La décision qui suit ne concerne que le segment du reportage relatif au centre de distribution Zellers, l’objet ici en litige, et n’est pas un prononcé sur l’ensemble du document.
Dans un premier temps, le Conseil considère que la journaliste Hélène Courchesne et Radio-Canada auraient dû rapporter le point de vue du plaignant concernant son rôle dans le dossier des employés temporaires au centre de distribution Zellers, et s’ils n’avaient pu obtenir ce point de vue, d’en informer les auditeurs.
Il y avait lieu, ici, de rendre compte de la position du Local 931 du syndicat des Teamsters – le représentant des employés syndiqués de ce centre de distribution – compte tenu que celui-ci y était mis en cause, notamment dans des affirmations de la journaliste et des déclarations d’employés réguliers et temporaires interviewés.
Le Conseil déplore donc que Mme Courchesne et Radio-Canada aient livré une information incomplète dans ce segment du reportage.

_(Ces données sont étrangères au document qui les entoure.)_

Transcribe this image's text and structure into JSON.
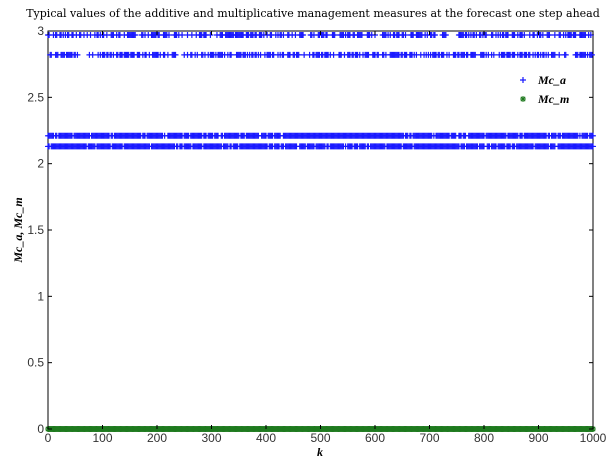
{
  "chart_data": {
    "type": "scatter",
    "title": "Typical values of the additive and multiplicative management measures at the forecast one step ahead",
    "xlabel": "k",
    "ylabel": "Mc_a, Mc_m",
    "xlim": [
      0,
      1000
    ],
    "ylim": [
      0,
      3
    ],
    "x_ticks": [
      "0",
      "100",
      "200",
      "300",
      "400",
      "500",
      "600",
      "700",
      "800",
      "900",
      "1000"
    ],
    "y_ticks": [
      "0",
      "0.5",
      "1",
      "1.5",
      "2",
      "2.5",
      "3"
    ],
    "grid": false,
    "legend_position": "top-right",
    "series": [
      {
        "name": "Mc_a",
        "marker": "plus",
        "color": "#1a1aff",
        "levels": [
          2.97,
          2.82,
          2.21,
          2.13
        ],
        "description_values": {
          "y_levels": [
            2.97,
            2.82,
            2.21,
            2.13
          ],
          "x_range": [
            0,
            1000
          ]
        }
      },
      {
        "name": "Mc_m",
        "marker": "star",
        "color": "#1f7a1f",
        "levels": [
          0
        ],
        "description_values": {
          "y_levels": [
            0
          ],
          "x_range": [
            0,
            1000
          ]
        }
      }
    ]
  }
}
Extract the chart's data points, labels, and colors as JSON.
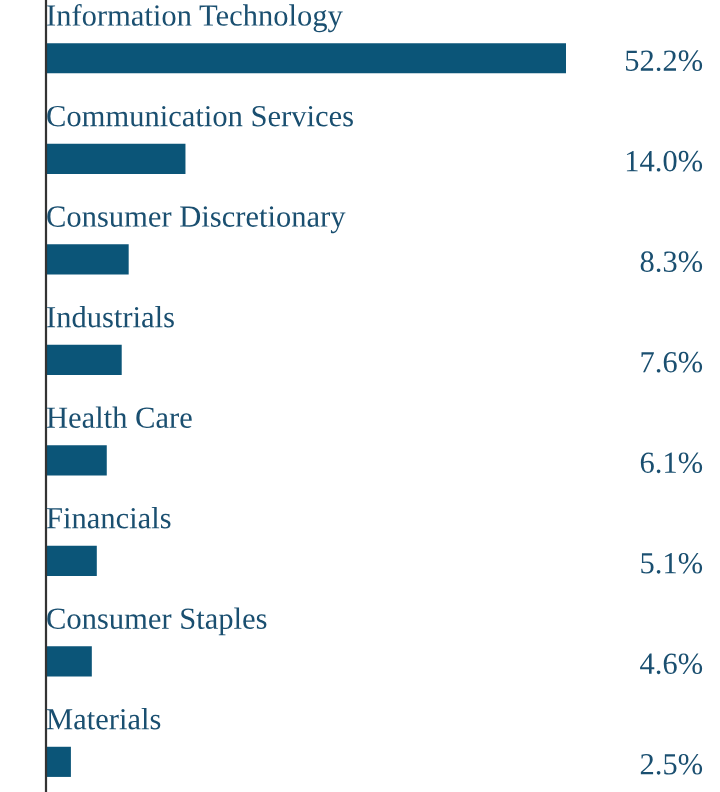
{
  "chart_data": {
    "type": "bar",
    "orientation": "horizontal",
    "categories": [
      "Information Technology",
      "Communication Services",
      "Consumer Discretionary",
      "Industrials",
      "Health Care",
      "Financials",
      "Consumer Staples",
      "Materials"
    ],
    "values": [
      52.2,
      14.0,
      8.3,
      7.6,
      6.1,
      5.1,
      4.6,
      2.5
    ],
    "value_labels": [
      "52.2%",
      "14.0%",
      "8.3%",
      "7.6%",
      "6.1%",
      "5.1%",
      "4.6%",
      "2.5%"
    ],
    "color": "#0b5578"
  }
}
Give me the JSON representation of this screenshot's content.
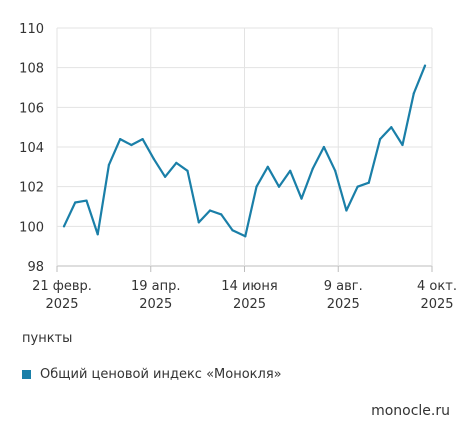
{
  "chart_data": {
    "type": "line",
    "title": "",
    "xlabel": "",
    "ylabel": "пункты",
    "ylim": [
      98,
      110
    ],
    "yticks": [
      98,
      100,
      102,
      104,
      106,
      108,
      110
    ],
    "grid": true,
    "legend_position": "bottom-left",
    "x_tick_labels": [
      {
        "line1": "21 февр.",
        "line2": "2025"
      },
      {
        "line1": "19 апр.",
        "line2": "2025"
      },
      {
        "line1": "14 июня",
        "line2": "2025"
      },
      {
        "line1": "9 авг.",
        "line2": "2025"
      },
      {
        "line1": "4 окт.",
        "line2": "2025"
      }
    ],
    "x": [
      "2025-02-21",
      "2025-02-28",
      "2025-03-07",
      "2025-03-14",
      "2025-03-21",
      "2025-03-28",
      "2025-04-04",
      "2025-04-11",
      "2025-04-18",
      "2025-04-25",
      "2025-05-02",
      "2025-05-09",
      "2025-05-16",
      "2025-05-23",
      "2025-05-30",
      "2025-06-06",
      "2025-06-14",
      "2025-06-21",
      "2025-06-28",
      "2025-07-05",
      "2025-07-12",
      "2025-07-19",
      "2025-07-26",
      "2025-08-02",
      "2025-08-09",
      "2025-08-16",
      "2025-08-23",
      "2025-08-30",
      "2025-09-06",
      "2025-09-13",
      "2025-09-20",
      "2025-09-27",
      "2025-10-04"
    ],
    "series": [
      {
        "name": "Общий ценовой индекс «Монокля»",
        "color": "#1a7fa8",
        "values": [
          100.0,
          101.2,
          101.3,
          99.6,
          103.1,
          104.4,
          104.1,
          104.4,
          103.4,
          102.5,
          103.2,
          102.8,
          100.2,
          100.8,
          100.6,
          99.8,
          99.5,
          102.0,
          103.0,
          102.0,
          102.8,
          101.4,
          102.9,
          104.0,
          102.8,
          100.8,
          102.0,
          102.2,
          104.4,
          105.0,
          104.1,
          106.7,
          108.1
        ]
      }
    ]
  },
  "unit_label": "пункты",
  "legend_label": "Общий ценовой индекс «Монокля»",
  "source": "monocle.ru"
}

Dans un deuxième temps, le Conseil rejette l’élément de la plainte du syndicat des Teamsters relatif au montage d’extraits d’entrevues réalisées avec des employés réguliers et temporaires de l’entrepôt Zellers. Le Conseil estime que le montage ne porte pas à confusion. L’arrière-plan de chacun des intervenants interviewés, ainsi que l’identification de ces derniers, permet de distinguer les employés temporaires des employés réguliers. Et conséquemment, que ce n’est pas un employé permanent qui affirme que le syndicat ne s’occupe pas de lui.
Le Conseil rappelle cependant aux professionnels de l’information de procéder avec prudence lorsqu’ils présentent successivement plusieurs extraits d’entrevues, d’autant plus lorsque les personnes ont des intérêts différents, afin d’éviter toute confusion chez les téléspectateurs.